If the door is solid (not veneered) you could use linseed or other oil, but again, you would have to sand back to bare wood.

It is easier to paint a door if it is hung on lift-off hinges, then you can easily take it off and lie it flat on trestles (external doors are rather heavy).

runner2 Thu 04-Jun-15 21:28:52

That all sounds a bit daunting! My time is limited and I'm so worried about doing it wrong again that I think I might just have to pay someone to do it for me. I have a very good decorator, but would it be better to have a carpenter do it?

Millymollymama Thu 04-Jun-15 22:32:10

Decorator. Do NOT use varnish!! It blisters in the sun and cracks up. I suggest a matt finish such as Osmo. It will not last forever though and you have to redo it every 2 years or so.

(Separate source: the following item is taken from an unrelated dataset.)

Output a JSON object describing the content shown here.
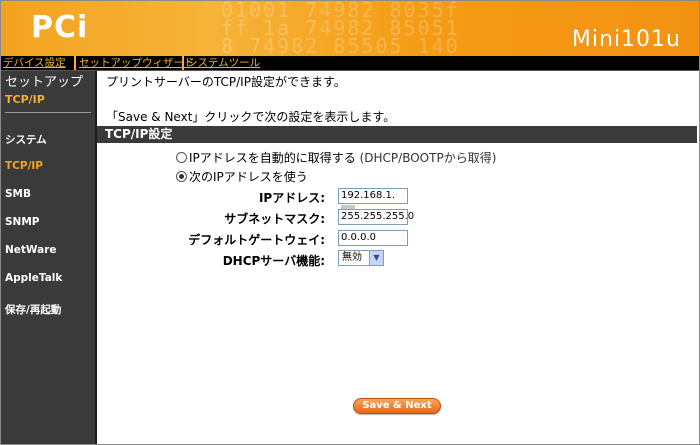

PigletJohn Fri 05-Jun-15 00:16:31

if it is exposed to weather, pay special attention to the top and bottom of the door. They are out of sight and often neglected, but most prone to water penetration and damage.

OliviaBenson Fri 05-Jun-15 07:02:52

I echo use of oil instead of varnish - osmo oil is great.

runner2 Fri 05-Jun-15 12:04:49

Do you mean Osmo Natural Oil Woodstain? It comes in a light oak finish - don't know if that would bring it close to the door's original colour, or if the Clear Matt finish would be better? Should I just abandon the Sadolin then? The carpenter who installed the door seemed to rate it, but if the Osmo oil is superior quality I would be happy to try it.

PigletJohn Fri 05-Jun-15 15:45:32

A lot of people say Sadolin is very good. I used to have it and didn't like it, it went matt quickly and obscured the grain. Opinions will differ. It is fairly expensive.

I use oil on some exposed softwood cladding, it seems to last well. I did use Colron for the colour first, and oiled over the top.